4. Consistent Data Organization
Requirement: Standardized data structures that maintain compatibility with existing pipelines
Architectural Solution: The Module Layer defines consistent input/output specifications that enforce standardized data organization, while the Configuration Layer manages path structures and naming conventions for both inputs and outputs.
5. Multiple User Interfaces
Requirement: Support for both computational experts and biologists with varying technical backgrounds
Architectural Solution: The layered design enables multiple interaction points - from direct Algorithm Layer access for computational experts to simplified Canvas interfaces that abstract technical details for biologists while maintaining full functionality.
Practical Applications of the Architecture
The layered architecture translates to practical benefits for microscopy research:
Interface Options
- Canvas Web Interface: A graphical interface with both simplified views for non-experts and advanced options for experienced users
- Jupyter Notebooks: Interactive inspection environments for result visualization and quality control
- Command-Line Interface: Direct access to algorithms for computational experts and automation scripts
Processing Control
- End-to-End Automation: Complete workflows from raw images to results
- Checkpoint Intervention: Critical points for quality assessment and parameter adjustment
- Restart Capability: Processing resumption from checkpoints after adjustments
Data Organization
- Standardized Structure: Consistent organization patterns for input and output data
- Metadata Extraction: Flexible path parsing for experimental information
Key Technical Terms
Important concepts when discussing StarryNight's architecture:
- Container: Isolated environment ensuring consistent software execution (analogous to a tissue culture hood for computations)
- Algorithm Set: Collection of related image processing functions (similar to a set of related lab techniques)
- Compute Graph: Definition of processing steps and their relationships (comparable to a detailed protocol flowchart)

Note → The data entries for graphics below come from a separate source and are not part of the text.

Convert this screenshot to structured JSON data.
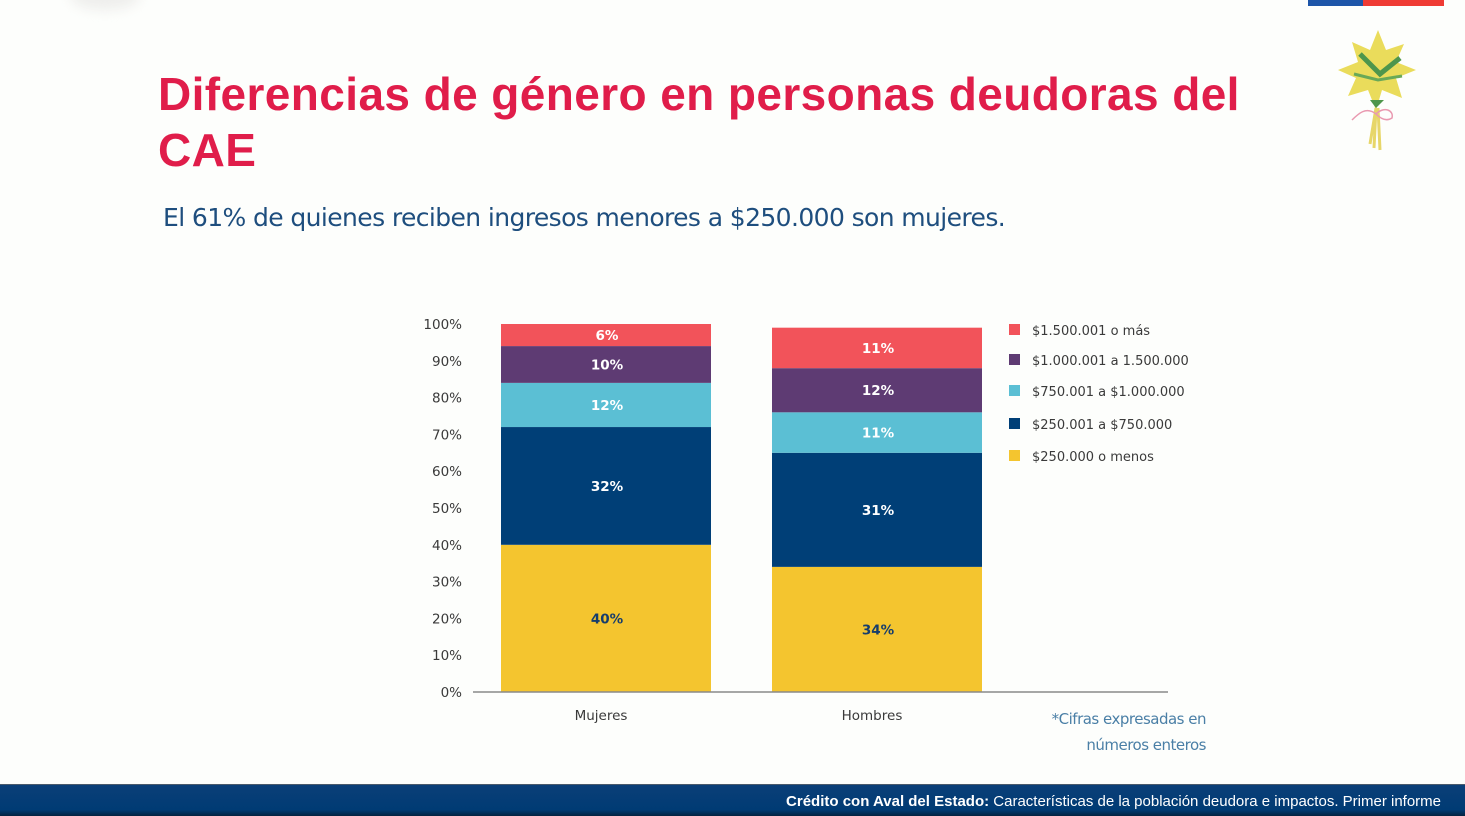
{
  "slide": {
    "title": "Diferencias de género en personas deudoras del CAE",
    "subtitle": "El 61% de quienes reciben ingresos menores a $250.000 son mujeres.",
    "footnote_line1": "*Cifras expresadas en",
    "footnote_line2": "números enteros",
    "footer_bold": "Crédito con Aval del Estado:",
    "footer_rest": " Características de la población deudora e impactos. Primer informe",
    "flag_colors": [
      "#1d55a8",
      "#ef3b34"
    ],
    "ornament_icon": "flower-bouquet-icon"
  },
  "chart_data": {
    "type": "bar",
    "stacked": true,
    "title": "",
    "xlabel": "",
    "ylabel": "",
    "ylim": [
      0,
      100
    ],
    "y_ticks": [
      "0%",
      "10%",
      "20%",
      "30%",
      "40%",
      "50%",
      "60%",
      "70%",
      "80%",
      "90%",
      "100%"
    ],
    "categories": [
      "Mujeres",
      "Hombres"
    ],
    "legend_position": "right",
    "series": [
      {
        "name": "$250.000 o menos",
        "color": "#f4c52f",
        "label_color": "#163d6c",
        "values": [
          40,
          34
        ],
        "labels": [
          "40%",
          "34%"
        ]
      },
      {
        "name": "$250.001 a $750.000",
        "color": "#003f77",
        "label_color": "#ffffff",
        "values": [
          32,
          31
        ],
        "labels": [
          "32%",
          "31%"
        ]
      },
      {
        "name": "$750.001 a $1.000.000",
        "color": "#5bbfd4",
        "label_color": "#ffffff",
        "values": [
          12,
          11
        ],
        "labels": [
          "12%",
          "11%"
        ]
      },
      {
        "name": "$1.000.001 a 1.500.000",
        "color": "#5e3b73",
        "label_color": "#ffffff",
        "values": [
          10,
          12
        ],
        "labels": [
          "10%",
          "12%"
        ]
      },
      {
        "name": "$1.500.001 o más",
        "color": "#f2535a",
        "label_color": "#ffffff",
        "values": [
          6,
          11
        ],
        "labels": [
          "6%",
          "11%"
        ]
      }
    ],
    "legend_order": [
      "$1.500.001 o más",
      "$1.000.001 a 1.500.000",
      "$750.001 a $1.000.000",
      "$250.001 a $750.000",
      "$250.000 o menos"
    ]
  }
}
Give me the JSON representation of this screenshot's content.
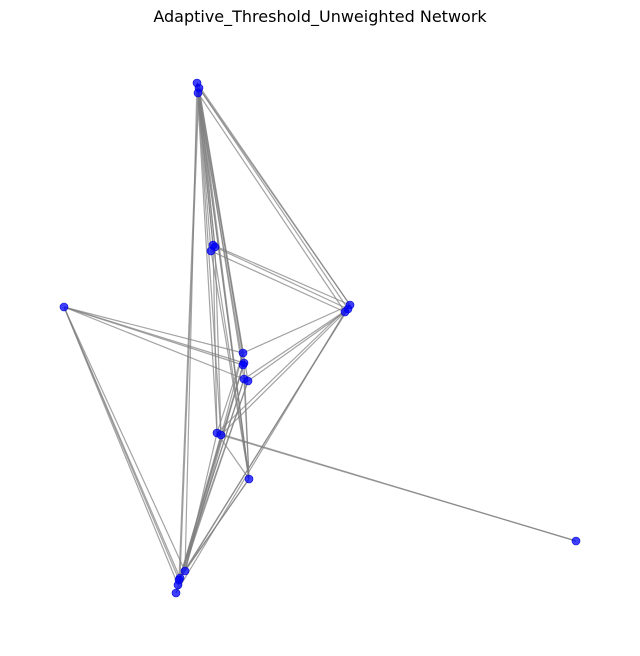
{
  "figure": {
    "title": "Adaptive_Threshold_Unweighted Network"
  },
  "colors": {
    "node": "#0000ff",
    "edge": "#808080",
    "background": "#ffffff"
  },
  "chart_data": {
    "type": "network",
    "title": "Adaptive_Threshold_Unweighted Network",
    "nodes": [
      {
        "id": "A1"
      },
      {
        "id": "A2"
      },
      {
        "id": "A3"
      },
      {
        "id": "B1"
      },
      {
        "id": "B2"
      },
      {
        "id": "B3"
      },
      {
        "id": "C1"
      },
      {
        "id": "C2"
      },
      {
        "id": "C3"
      },
      {
        "id": "D"
      },
      {
        "id": "E1"
      },
      {
        "id": "E2"
      },
      {
        "id": "E3"
      },
      {
        "id": "E4"
      },
      {
        "id": "E5"
      },
      {
        "id": "F1"
      },
      {
        "id": "F2"
      },
      {
        "id": "G"
      },
      {
        "id": "H1"
      },
      {
        "id": "H2"
      },
      {
        "id": "H3"
      },
      {
        "id": "H4"
      },
      {
        "id": "H5"
      },
      {
        "id": "I"
      }
    ],
    "edges": [
      [
        "A1",
        "B1"
      ],
      [
        "A2",
        "B2"
      ],
      [
        "A3",
        "B3"
      ],
      [
        "A1",
        "B2"
      ],
      [
        "A3",
        "B1"
      ],
      [
        "A1",
        "C1"
      ],
      [
        "A2",
        "C2"
      ],
      [
        "A3",
        "C3"
      ],
      [
        "A2",
        "C1"
      ],
      [
        "A1",
        "E1"
      ],
      [
        "A2",
        "E2"
      ],
      [
        "A3",
        "E3"
      ],
      [
        "A1",
        "E4"
      ],
      [
        "A2",
        "E5"
      ],
      [
        "A1",
        "F1"
      ],
      [
        "A3",
        "F2"
      ],
      [
        "A2",
        "G"
      ],
      [
        "A3",
        "G"
      ],
      [
        "A1",
        "G"
      ],
      [
        "A1",
        "H1"
      ],
      [
        "A2",
        "H2"
      ],
      [
        "A3",
        "H3"
      ],
      [
        "B1",
        "C1"
      ],
      [
        "B2",
        "C2"
      ],
      [
        "B3",
        "C3"
      ],
      [
        "B1",
        "F1"
      ],
      [
        "B2",
        "F2"
      ],
      [
        "B1",
        "G"
      ],
      [
        "B3",
        "G"
      ],
      [
        "C1",
        "E1"
      ],
      [
        "C2",
        "E4"
      ],
      [
        "C3",
        "E5"
      ],
      [
        "C1",
        "F1"
      ],
      [
        "C2",
        "F2"
      ],
      [
        "C1",
        "H1"
      ],
      [
        "C2",
        "H2"
      ],
      [
        "C3",
        "H5"
      ],
      [
        "D",
        "E1"
      ],
      [
        "D",
        "E2"
      ],
      [
        "D",
        "E3"
      ],
      [
        "D",
        "E4"
      ],
      [
        "D",
        "H1"
      ],
      [
        "D",
        "H2"
      ],
      [
        "D",
        "H3"
      ],
      [
        "D",
        "H4"
      ],
      [
        "E1",
        "H1"
      ],
      [
        "E2",
        "H2"
      ],
      [
        "E3",
        "H3"
      ],
      [
        "E4",
        "H4"
      ],
      [
        "E5",
        "H5"
      ],
      [
        "E1",
        "F1"
      ],
      [
        "E4",
        "G"
      ],
      [
        "E2",
        "G"
      ],
      [
        "E3",
        "H1"
      ],
      [
        "E4",
        "H2"
      ],
      [
        "E5",
        "H3"
      ],
      [
        "F1",
        "H1"
      ],
      [
        "F2",
        "H2"
      ],
      [
        "F1",
        "G"
      ],
      [
        "F1",
        "I"
      ],
      [
        "F2",
        "I"
      ],
      [
        "G",
        "H1"
      ],
      [
        "G",
        "H2"
      ]
    ]
  }
}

- CellProfiler: Open-source cell image analysis software integrated with StarryNight
- Module: Standardized component that defines a specific image processing task
Conclusion: Architecture for Optical Pooled Screening
StarryNight's architecture addresses the requirements of optical pooled screening through:
- Flexible, multistage workflows adaptable to various imaging approaches
- Critical quality control points where biological expertise can be applied
- Parameter configuration interfaces matched to different technical expertise levels
- Scalable processing across computing environments without workflow changes
This architectural approach addresses fundamental challenges in high-throughput microscopy research. By separating the system into well-defined layers, StarryNight provides both automation for efficiency and control points for quality assessment, creating a flexible framework that can adapt to evolving research methodologies.